Why Datomic?

Cross-posted from Zololabs.

Many of you know we’re using Datomic for all our storage needs for Zolodeck. It’s an extremely new database (not even version 1.0 yet), and is not open-source. So why would we want to base our startup on something like it, especially when we have to pay for it? I’ve been asked this question a number of  times, so I figured I’d blog about my reasons:

  • I’m an unabashed fan of Clojure and Rich Hickey
  • I’ve always believed that databases (and the insane number of optimization options) could be simpler
  • We get basically unlimited read scalability (by upping read throughput in Amazon DynamoDB)
  • Automatic built-in caching (no more code to use memcached (makes DB effectively local))
  • Datalog-as-query language (declarative logic programming (and no explicit joins))
  • Datalog is extensible through user-defined functions
  • Full-text search (via Lucene) is built right in
  • Query engine on client-side, so no danger from long-running or computation-heavy queries
  • Immutable data – audits all versions everything automatically
  • “As of” queries and “time-window” queries are possible
  • Minimal schema (think RDF triples (except Datomic tuples also include the notion of time)
  • Supports cardinality out of the box (has-many or has-one)
  • These reference relationships are bi-directional, so you can traverse the relationship graph in either direction
  • Transactions are first-class (can be queried or “subscribed to” (for db-event-driven designs))
  • Transactions can be annotated (with custom meta-data) 
  • Elastic 
  • Write scaling without sharding (hundreds of thousands of facts (tuples) per second)
  • Supports “speculative” transactions that don’t actually persist to datastore
  • Out of the box support for in-memory version (great for unit-testing)
  • All this, and not even v1.0
  • It’s a particularly good fit with Clojure (and with Storm)

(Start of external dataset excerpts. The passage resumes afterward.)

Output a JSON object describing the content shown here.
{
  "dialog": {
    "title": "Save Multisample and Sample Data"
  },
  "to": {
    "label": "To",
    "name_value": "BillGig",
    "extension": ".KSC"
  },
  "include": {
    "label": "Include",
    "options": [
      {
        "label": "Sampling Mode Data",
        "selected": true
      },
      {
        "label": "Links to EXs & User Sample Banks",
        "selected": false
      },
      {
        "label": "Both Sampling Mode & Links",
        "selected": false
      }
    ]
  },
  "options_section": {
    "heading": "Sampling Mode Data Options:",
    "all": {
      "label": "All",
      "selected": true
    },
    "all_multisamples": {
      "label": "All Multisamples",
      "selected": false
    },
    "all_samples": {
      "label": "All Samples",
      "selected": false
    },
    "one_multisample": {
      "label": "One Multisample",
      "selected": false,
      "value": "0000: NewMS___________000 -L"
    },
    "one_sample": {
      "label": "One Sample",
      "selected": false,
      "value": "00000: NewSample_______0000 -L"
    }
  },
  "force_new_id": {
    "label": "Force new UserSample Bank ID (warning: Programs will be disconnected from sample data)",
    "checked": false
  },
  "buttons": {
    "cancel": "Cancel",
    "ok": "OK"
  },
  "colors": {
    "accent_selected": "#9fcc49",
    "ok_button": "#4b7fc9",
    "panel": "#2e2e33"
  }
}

This is a long list, but perhaps begins to explain why Datomic is such an amazing step forward. Ping me with questions if you have ‘em! And as far as the last point goes, I’ve talked about our technology choices and how they fit in with each other at the Strange Loop conference last year. Here’s a video of that talk.

About these ads

5 thoughts on “Why Datomic?

  1. It does look very interesting, one of the three distributed and consistent databases I know of (the others are Google Spanner and Hyperdex).

    However, I have a few concerns:
    - it’s on the JVM, that’s less than ideal
    - queries appear to require fetching a lot of data, so frequent queries on fresh data are likely expensive
    - writes appear to be a significant bottleneck
    - there still doesn’t seem to be a good way to destroy data.

    Also, my biggest concern is that it’s closed source. It’s hard to put up with that when there are so many good open source versions.

  2. Lucian – addressing your concerns:
    “it’s on the JVM, that’s less than ideal” – why is that less than ideal?

    “queries appear to require fetching a lot of data, so frequent queries on fresh data are likely expensive” – in answer to the first part of your statement, it depends on the data but many use cases would allow the data to fit entirely in a peer’s cache. A peer’s cold start would take whatever hit on performance but after that the data is local to the peer. To get new data, a peer only needs to transfer the difference of whatever is relevant to a query -or- you can program so a peer subscribes to new data as its accumulated.

    “writes appear to be a significant bottleneck” – mostly no. Because the writer (the Transactor) is dedicated to the task it’s not actually possible to max out the system with writes under most situations. If you feel you need infinite write scaling then datomic wouldn’t be your solution but I would encourage you to actually evaluate whether the ongoing novelty of your data could saturate I/O. The above post cites the ability to write hundreds of thousands of tuples per second. How many use cases require more throughput than that outside of infrequent bulk imports of data?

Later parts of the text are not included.